Do you have Moores marinade in stores.


----------



## BGKYSmoker (Jun 19, 2021)

Colin1230 said:


> Wow, I would like to try that. How long does it take to dry?  Looks like about 3/8" sticks.


Takes around 12-16 hours, may be longer cuz i sliced kinda thick


----------



## Bearcarver (Jun 19, 2021)

I'm just checking in here, so I get notified & don't miss the final Pics!!!

Bear


----------



## BGKYSmoker (Jun 19, 2021)

Bearcarver said:


> I'm just checking in here, so I get notified & don't miss the final Pics!!!
> 
> Bear


Bear buddy

I would have to reduce the sodium for you....huge

My neighbor is a salt-a-holic and is like a rail with normal BP, One them people that can absorb the salt better than us old pharts.


----------



## Steve H (Jun 19, 2021)

SWFLsmkr1 said:


> Do you have Moores marinade in stores.


Haven't seen it.


----------



## Bearcarver (Jun 19, 2021)

SWFLsmkr1 said:


> Bear buddy
> 
> I would have to reduce the sodium for you....huge
> 
> My neighbor is a salt-a-holic and is like a rail with normal BP, One them people that can absorb the salt better than us old pharts.

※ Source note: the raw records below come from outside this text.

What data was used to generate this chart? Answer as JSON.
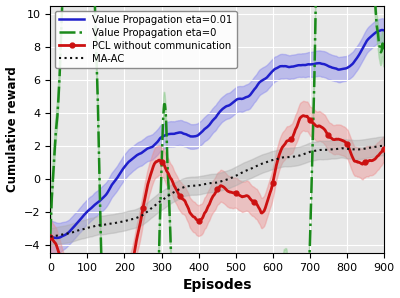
{
  "xlabel": "Episodes",
  "ylabel": "Cumulative reward",
  "xlim": [
    0,
    900
  ],
  "ylim": [
    -4.5,
    10.5
  ],
  "xticks": [
    0,
    100,
    200,
    300,
    400,
    500,
    600,
    700,
    800,
    900
  ],
  "yticks": [
    -4,
    -2,
    0,
    2,
    4,
    6,
    8,
    10
  ],
  "line_colors": {
    "vp_eta01": "#1f1fcc",
    "vp_eta0": "#1a8a1a",
    "pcl": "#cc1111",
    "maac": "#111111"
  },
  "fill_colors": {
    "vp_eta01": "#8888ee",
    "vp_eta0": "#88cc88",
    "pcl": "#ee8888",
    "maac": "#aaaaaa"
  },
  "legend_labels": [
    "Value Propagation eta=0.01",
    "Value Propagation eta=0",
    "PCL without communication",
    "MA-AC"
  ],
  "bg_color": "#e8e8e8"
}
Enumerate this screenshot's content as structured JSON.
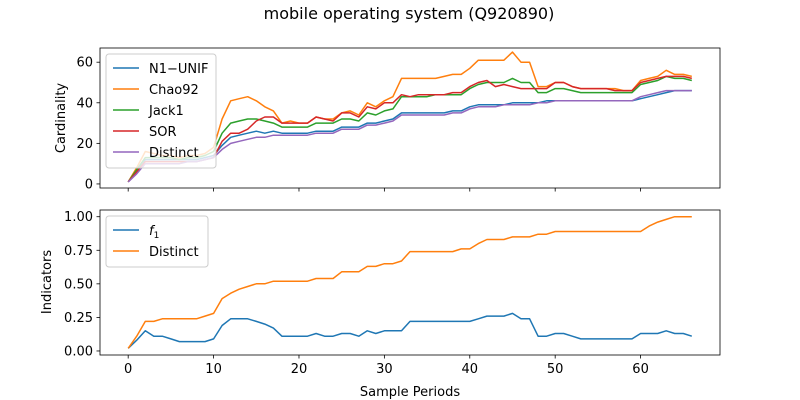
{
  "title": "mobile operating system (Q920890)",
  "chart_data": [
    {
      "type": "line",
      "ylabel": "Cardinality",
      "xlabel": "",
      "xlim": [
        -3.3,
        69.3
      ],
      "ylim": [
        -2,
        67
      ],
      "xticks": [
        0,
        10,
        20,
        30,
        40,
        50,
        60
      ],
      "xtick_labels_visible": false,
      "yticks": [
        0,
        20,
        40,
        60
      ],
      "legend_position": "top-left",
      "series": [
        {
          "name": "N1−UNIF",
          "color": "#1f77b4",
          "x": [
            0,
            1,
            2,
            3,
            4,
            5,
            6,
            7,
            8,
            9,
            10,
            11,
            12,
            13,
            14,
            15,
            16,
            17,
            18,
            19,
            20,
            21,
            22,
            23,
            24,
            25,
            26,
            27,
            28,
            29,
            30,
            31,
            32,
            33,
            34,
            35,
            36,
            37,
            38,
            39,
            40,
            41,
            42,
            43,
            44,
            45,
            46,
            47,
            48,
            49,
            50,
            51,
            52,
            53,
            54,
            55,
            56,
            57,
            58,
            59,
            60,
            61,
            62,
            63,
            64,
            65,
            66
          ],
          "y": [
            1,
            6,
            12,
            12,
            12,
            12,
            12,
            12,
            12,
            13,
            14,
            19,
            23,
            24,
            25,
            26,
            25,
            26,
            25,
            25,
            25,
            25,
            26,
            26,
            26,
            28,
            28,
            28,
            30,
            30,
            31,
            32,
            35,
            35,
            35,
            35,
            35,
            35,
            36,
            36,
            38,
            39,
            39,
            39,
            39,
            40,
            40,
            40,
            40,
            41,
            41,
            41,
            41,
            41,
            41,
            41,
            41,
            41,
            41,
            41,
            42,
            43,
            44,
            45,
            46,
            46,
            46
          ]
        },
        {
          "name": "Chao92",
          "color": "#ff7f0e",
          "x": [
            0,
            1,
            2,
            3,
            4,
            5,
            6,
            7,
            8,
            9,
            10,
            11,
            12,
            13,
            14,
            15,
            16,
            17,
            18,
            19,
            20,
            21,
            22,
            23,
            24,
            25,
            26,
            27,
            28,
            29,
            30,
            31,
            32,
            33,
            34,
            35,
            36,
            37,
            38,
            39,
            40,
            41,
            42,
            43,
            44,
            45,
            46,
            47,
            48,
            49,
            50,
            51,
            52,
            53,
            54,
            55,
            56,
            57,
            58,
            59,
            60,
            61,
            62,
            63,
            64,
            65,
            66
          ],
          "y": [
            1,
            8,
            16,
            15,
            14,
            14,
            13,
            14,
            14,
            15,
            18,
            32,
            41,
            42,
            43,
            41,
            38,
            36,
            30,
            31,
            30,
            30,
            33,
            32,
            32,
            35,
            36,
            34,
            40,
            38,
            41,
            43,
            52,
            52,
            52,
            52,
            52,
            53,
            54,
            54,
            57,
            61,
            61,
            61,
            61,
            65,
            60,
            60,
            48,
            48,
            50,
            50,
            48,
            47,
            47,
            47,
            47,
            47,
            46,
            46,
            51,
            52,
            53,
            56,
            54,
            54,
            53
          ]
        },
        {
          "name": "Jack1",
          "color": "#2ca02c",
          "x": [
            0,
            1,
            2,
            3,
            4,
            5,
            6,
            7,
            8,
            9,
            10,
            11,
            12,
            13,
            14,
            15,
            16,
            17,
            18,
            19,
            20,
            21,
            22,
            23,
            24,
            25,
            26,
            27,
            28,
            29,
            30,
            31,
            32,
            33,
            34,
            35,
            36,
            37,
            38,
            39,
            40,
            41,
            42,
            43,
            44,
            45,
            46,
            47,
            48,
            49,
            50,
            51,
            52,
            53,
            54,
            55,
            56,
            57,
            58,
            59,
            60,
            61,
            62,
            63,
            64,
            65,
            66
          ],
          "y": [
            1,
            7,
            13,
            13,
            13,
            13,
            12,
            13,
            13,
            14,
            16,
            25,
            30,
            31,
            32,
            32,
            31,
            30,
            28,
            28,
            28,
            28,
            30,
            30,
            30,
            32,
            32,
            31,
            35,
            34,
            36,
            37,
            43,
            43,
            43,
            43,
            44,
            44,
            44,
            44,
            47,
            49,
            50,
            50,
            50,
            52,
            50,
            50,
            45,
            45,
            47,
            47,
            46,
            45,
            45,
            45,
            45,
            45,
            45,
            45,
            49,
            50,
            51,
            53,
            52,
            52,
            51
          ]
        },
        {
          "name": "SOR",
          "color": "#d62728",
          "x": [
            0,
            1,
            2,
            3,
            4,
            5,
            6,
            7,
            8,
            9,
            10,
            11,
            12,
            13,
            14,
            15,
            16,
            17,
            18,
            19,
            20,
            21,
            22,
            23,
            24,
            25,
            26,
            27,
            28,
            29,
            30,
            31,
            32,
            33,
            34,
            35,
            36,
            37,
            38,
            39,
            40,
            41,
            42,
            43,
            44,
            45,
            46,
            47,
            48,
            49,
            50,
            51,
            52,
            53,
            54,
            55,
            56,
            57,
            58,
            59,
            60,
            61,
            62,
            63,
            64,
            65,
            66
          ],
          "y": [
            1,
            6,
            11,
            11,
            11,
            11,
            11,
            11,
            11,
            12,
            13,
            21,
            25,
            25,
            27,
            31,
            33,
            33,
            30,
            30,
            30,
            30,
            33,
            32,
            31,
            35,
            35,
            33,
            38,
            37,
            40,
            40,
            44,
            43,
            44,
            44,
            44,
            44,
            45,
            45,
            48,
            50,
            51,
            48,
            49,
            48,
            47,
            47,
            47,
            47,
            50,
            50,
            48,
            47,
            47,
            47,
            47,
            46,
            46,
            46,
            50,
            51,
            52,
            53,
            53,
            53,
            52
          ]
        },
        {
          "name": "Distinct",
          "color": "#9467bd",
          "x": [
            0,
            1,
            2,
            3,
            4,
            5,
            6,
            7,
            8,
            9,
            10,
            11,
            12,
            13,
            14,
            15,
            16,
            17,
            18,
            19,
            20,
            21,
            22,
            23,
            24,
            25,
            26,
            27,
            28,
            29,
            30,
            31,
            32,
            33,
            34,
            35,
            36,
            37,
            38,
            39,
            40,
            41,
            42,
            43,
            44,
            45,
            46,
            47,
            48,
            49,
            50,
            51,
            52,
            53,
            54,
            55,
            56,
            57,
            58,
            59,
            60,
            61,
            62,
            63,
            64,
            65,
            66
          ],
          "y": [
            1,
            5,
            10,
            10,
            10,
            10,
            10,
            11,
            11,
            12,
            13,
            17,
            20,
            21,
            22,
            23,
            23,
            24,
            24,
            24,
            24,
            24,
            25,
            25,
            25,
            27,
            27,
            27,
            29,
            29,
            30,
            31,
            34,
            34,
            34,
            34,
            34,
            34,
            35,
            35,
            37,
            38,
            38,
            38,
            39,
            39,
            39,
            39,
            40,
            40,
            41,
            41,
            41,
            41,
            41,
            41,
            41,
            41,
            41,
            41,
            43,
            44,
            45,
            46,
            46,
            46,
            46
          ]
        }
      ]
    },
    {
      "type": "line",
      "ylabel": "Indicators",
      "xlabel": "Sample Periods",
      "xlim": [
        -3.3,
        69.3
      ],
      "ylim": [
        -0.03,
        1.05
      ],
      "xticks": [
        0,
        10,
        20,
        30,
        40,
        50,
        60
      ],
      "yticks": [
        0.0,
        0.25,
        0.5,
        0.75,
        1.0
      ],
      "ytick_labels": [
        "0.00",
        "0.25",
        "0.50",
        "0.75",
        "1.00"
      ],
      "legend_position": "top-left",
      "series": [
        {
          "name": "f1",
          "name_main": "f",
          "name_sub": "1",
          "color": "#1f77b4",
          "x": [
            0,
            1,
            2,
            3,
            4,
            5,
            6,
            7,
            8,
            9,
            10,
            11,
            12,
            13,
            14,
            15,
            16,
            17,
            18,
            19,
            20,
            21,
            22,
            23,
            24,
            25,
            26,
            27,
            28,
            29,
            30,
            31,
            32,
            33,
            34,
            35,
            36,
            37,
            38,
            39,
            40,
            41,
            42,
            43,
            44,
            45,
            46,
            47,
            48,
            49,
            50,
            51,
            52,
            53,
            54,
            55,
            56,
            57,
            58,
            59,
            60,
            61,
            62,
            63,
            64,
            65,
            66
          ],
          "y": [
            0.02,
            0.08,
            0.15,
            0.11,
            0.11,
            0.09,
            0.07,
            0.07,
            0.07,
            0.07,
            0.09,
            0.19,
            0.24,
            0.24,
            0.24,
            0.22,
            0.2,
            0.17,
            0.11,
            0.11,
            0.11,
            0.11,
            0.13,
            0.11,
            0.11,
            0.13,
            0.13,
            0.11,
            0.15,
            0.13,
            0.15,
            0.15,
            0.15,
            0.22,
            0.22,
            0.22,
            0.22,
            0.22,
            0.22,
            0.22,
            0.22,
            0.24,
            0.26,
            0.26,
            0.26,
            0.28,
            0.24,
            0.24,
            0.11,
            0.11,
            0.13,
            0.13,
            0.11,
            0.09,
            0.09,
            0.09,
            0.09,
            0.09,
            0.09,
            0.09,
            0.13,
            0.13,
            0.13,
            0.15,
            0.13,
            0.13,
            0.11
          ]
        },
        {
          "name": "Distinct",
          "color": "#ff7f0e",
          "x": [
            0,
            1,
            2,
            3,
            4,
            5,
            6,
            7,
            8,
            9,
            10,
            11,
            12,
            13,
            14,
            15,
            16,
            17,
            18,
            19,
            20,
            21,
            22,
            23,
            24,
            25,
            26,
            27,
            28,
            29,
            30,
            31,
            32,
            33,
            34,
            35,
            36,
            37,
            38,
            39,
            40,
            41,
            42,
            43,
            44,
            45,
            46,
            47,
            48,
            49,
            50,
            51,
            52,
            53,
            54,
            55,
            56,
            57,
            58,
            59,
            60,
            61,
            62,
            63,
            64,
            65,
            66
          ],
          "y": [
            0.02,
            0.11,
            0.22,
            0.22,
            0.24,
            0.24,
            0.24,
            0.24,
            0.24,
            0.26,
            0.28,
            0.39,
            0.43,
            0.46,
            0.48,
            0.5,
            0.5,
            0.52,
            0.52,
            0.52,
            0.52,
            0.52,
            0.54,
            0.54,
            0.54,
            0.59,
            0.59,
            0.59,
            0.63,
            0.63,
            0.65,
            0.65,
            0.67,
            0.74,
            0.74,
            0.74,
            0.74,
            0.74,
            0.74,
            0.76,
            0.76,
            0.8,
            0.83,
            0.83,
            0.83,
            0.85,
            0.85,
            0.85,
            0.87,
            0.87,
            0.89,
            0.89,
            0.89,
            0.89,
            0.89,
            0.89,
            0.89,
            0.89,
            0.89,
            0.89,
            0.89,
            0.93,
            0.96,
            0.98,
            1.0,
            1.0,
            1.0
          ]
        }
      ]
    }
  ]
}
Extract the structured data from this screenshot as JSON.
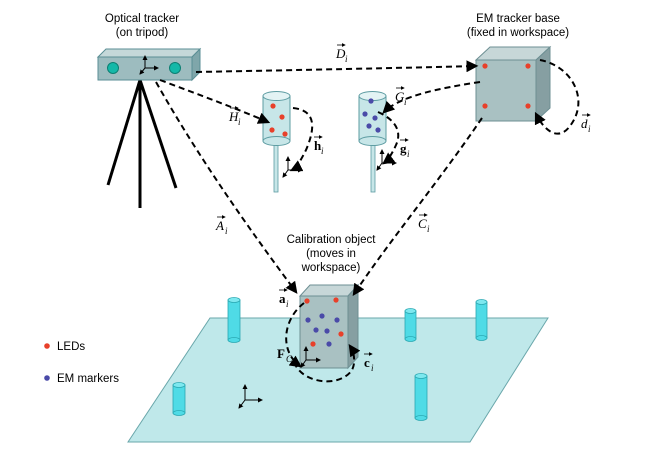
{
  "labels": {
    "optical_tracker": [
      "Optical tracker",
      "(on tripod)"
    ],
    "em_base": [
      "EM tracker base",
      "(fixed in workspace)"
    ],
    "calibration": [
      "Calibration object",
      "(moves in",
      "workspace)"
    ]
  },
  "vectors": {
    "D": {
      "letter": "D",
      "sub": "i"
    },
    "G": {
      "letter": "G",
      "sub": "i"
    },
    "H": {
      "letter": "H",
      "sub": "i"
    },
    "h": {
      "letter": "h",
      "sub": "i"
    },
    "g": {
      "letter": "g",
      "sub": "i"
    },
    "d": {
      "letter": "d",
      "sub": "i"
    },
    "A": {
      "letter": "A",
      "sub": "i"
    },
    "C": {
      "letter": "C",
      "sub": "i"
    },
    "a": {
      "letter": "a",
      "sub": "i"
    },
    "c": {
      "letter": "c",
      "sub": "i"
    },
    "F": {
      "letter": "F",
      "sub": "C"
    }
  },
  "legend": {
    "leds": "LEDs",
    "em_markers": "EM markers",
    "led_color": "#e8402a",
    "em_color": "#4a4aa8"
  },
  "colors": {
    "workspace": "#bfe8ea",
    "cylinder": "#4fdbe6",
    "box": "#a9c1c2",
    "tracker_dot": "#14b8a8"
  }
}
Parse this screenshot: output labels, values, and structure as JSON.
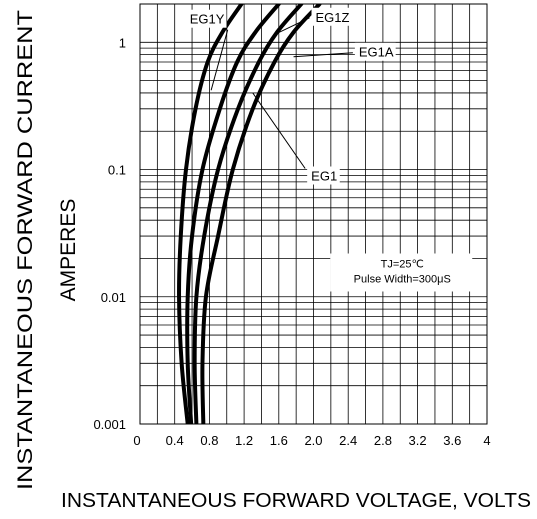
{
  "chart_data": {
    "type": "line",
    "title": "",
    "xlabel": "INSTANTANEOUS FORWARD VOLTAGE,  VOLTS",
    "ylabel_line1": "INSTANTANEOUS FORWARD CURRENT",
    "ylabel_line2": "AMPERES",
    "xlim": [
      0,
      4
    ],
    "ylim": [
      0.001,
      2
    ],
    "y_scale": "log",
    "grid": true,
    "x_ticks": [
      {
        "value": 0,
        "label": "0"
      },
      {
        "value": 0.4,
        "label": "0.4"
      },
      {
        "value": 0.8,
        "label": "0.8"
      },
      {
        "value": 1.2,
        "label": "1.2"
      },
      {
        "value": 1.6,
        "label": "1.6"
      },
      {
        "value": 2.0,
        "label": "2.0"
      },
      {
        "value": 2.4,
        "label": "2.4"
      },
      {
        "value": 2.8,
        "label": "2.8"
      },
      {
        "value": 3.2,
        "label": "3.2"
      },
      {
        "value": 3.6,
        "label": "3.6"
      },
      {
        "value": 4.0,
        "label": "4"
      }
    ],
    "y_ticks": [
      {
        "value": 1,
        "label": "1"
      },
      {
        "value": 0.1,
        "label": "0.1"
      },
      {
        "value": 0.01,
        "label": "0.01"
      },
      {
        "value": 0.001,
        "label": "0.001"
      }
    ],
    "annotation_lines": [
      "TJ=25℃",
      "Pulse Width=300μS"
    ],
    "series": [
      {
        "name": "EG1Y",
        "points": [
          [
            0.55,
            0.001
          ],
          [
            0.48,
            0.003
          ],
          [
            0.45,
            0.01
          ],
          [
            0.47,
            0.03
          ],
          [
            0.53,
            0.1
          ],
          [
            0.64,
            0.3
          ],
          [
            0.78,
            0.7
          ],
          [
            0.95,
            1.2
          ],
          [
            1.17,
            2.0
          ]
        ]
      },
      {
        "name": "EG1",
        "points": [
          [
            0.59,
            0.001
          ],
          [
            0.55,
            0.003
          ],
          [
            0.55,
            0.01
          ],
          [
            0.6,
            0.03
          ],
          [
            0.72,
            0.1
          ],
          [
            0.92,
            0.3
          ],
          [
            1.12,
            0.7
          ],
          [
            1.33,
            1.2
          ],
          [
            1.6,
            2.0
          ]
        ]
      },
      {
        "name": "EG1Z",
        "points": [
          [
            0.65,
            0.001
          ],
          [
            0.63,
            0.003
          ],
          [
            0.65,
            0.01
          ],
          [
            0.74,
            0.03
          ],
          [
            0.9,
            0.1
          ],
          [
            1.13,
            0.3
          ],
          [
            1.37,
            0.7
          ],
          [
            1.58,
            1.2
          ],
          [
            1.86,
            2.0
          ]
        ]
      },
      {
        "name": "EG1A",
        "points": [
          [
            0.73,
            0.001
          ],
          [
            0.72,
            0.003
          ],
          [
            0.76,
            0.01
          ],
          [
            0.9,
            0.03
          ],
          [
            1.07,
            0.1
          ],
          [
            1.3,
            0.3
          ],
          [
            1.55,
            0.7
          ],
          [
            1.77,
            1.2
          ],
          [
            2.07,
            2.0
          ]
        ]
      }
    ],
    "series_labels": [
      {
        "name": "EG1Y",
        "label": "EG1Y",
        "text_at": [
          0.55,
          1.4
        ],
        "leader_to": [
          0.82,
          0.42
        ]
      },
      {
        "name": "EG1Z",
        "label": "EG1Z",
        "text_at": [
          2.0,
          1.45
        ],
        "leader_to": [
          1.55,
          1.15
        ]
      },
      {
        "name": "EG1A",
        "label": "EG1A",
        "text_at": [
          2.5,
          0.77
        ],
        "leader_to": [
          1.77,
          0.77
        ]
      },
      {
        "name": "EG1",
        "label": "EG1",
        "text_at": [
          1.95,
          0.082
        ],
        "leader_to": [
          1.3,
          0.4
        ]
      }
    ],
    "line_color": "#000000"
  }
}
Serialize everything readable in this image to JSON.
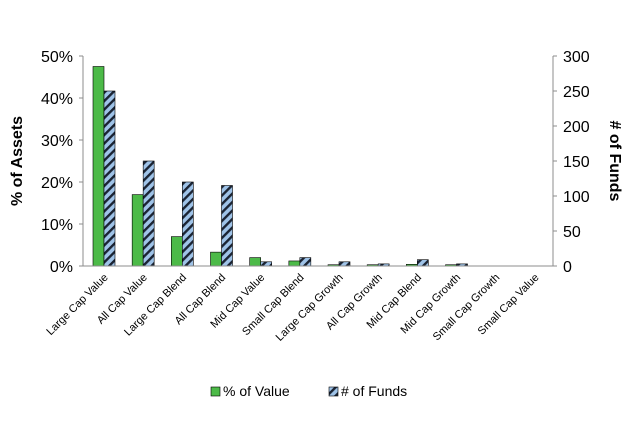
{
  "chart_data": {
    "type": "bar",
    "categories": [
      "Large Cap Value",
      "All Cap Value",
      "Large Cap Blend",
      "All Cap Blend",
      "Mid Cap Value",
      "Small Cap Blend",
      "Large Cap Growth",
      "All Cap Growth",
      "Mid Cap Blend",
      "Mid Cap Growth",
      "Small Cap Growth",
      "Small Cap Value"
    ],
    "series": [
      {
        "name": "% of Value",
        "axis": "left",
        "color": "#4cba48",
        "pattern": "solid",
        "values": [
          47.5,
          17.0,
          7.0,
          3.3,
          2.0,
          1.2,
          0.3,
          0.3,
          0.4,
          0.3,
          0,
          0
        ]
      },
      {
        "name": "# of Funds",
        "axis": "right",
        "color": "#9fc3e8",
        "pattern": "diagonal-stripes",
        "values": [
          250,
          150,
          120,
          115,
          6,
          12,
          6,
          3,
          9,
          3,
          0,
          0
        ]
      }
    ],
    "ylabel_left": "% of Assets",
    "ylabel_right": "# of Funds",
    "ylim_left": [
      0,
      50
    ],
    "ylim_right": [
      0,
      300
    ],
    "yticks_left": [
      "0%",
      "10%",
      "20%",
      "30%",
      "40%",
      "50%"
    ],
    "yticks_right": [
      "0",
      "50",
      "100",
      "150",
      "200",
      "250",
      "300"
    ],
    "grid": false,
    "legend_position": "bottom"
  }
}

Yup---I never had a problem with salt & sodium, until Agent Orange caught up with me. Now on the rare occasion of Me eating Spam, I get the Bacon flavored Spam.
It has the lowest amount of sodium of all the Spam choices---Even less than what they call "Low Sodium".
Shoot, I used to consume a Can of Spam in one or two meals. Now I stretch a can into 5 or 6 meals.

Bear


----------



## 1MoreFord (Jun 19, 2021)

Steve

Allegro regular marinade and Kroger marinade are also very similar to Dale's.


----------



## BGKYSmoker (Jun 20, 2021)

Deyhydrator now. set to 135 because its really hot and humid out already.


----------



## BGKYSmoker (Jun 21, 2021)

Neighbor is going to be happy, she getting her salt fix.

If your salt sensitive use the less salt spam and dales or moores.

DO NOT ADD ANY CURE As the spam already has it.


----------



## Steve H (Jun 21, 2021)

I got to try this! Looks very good.


----------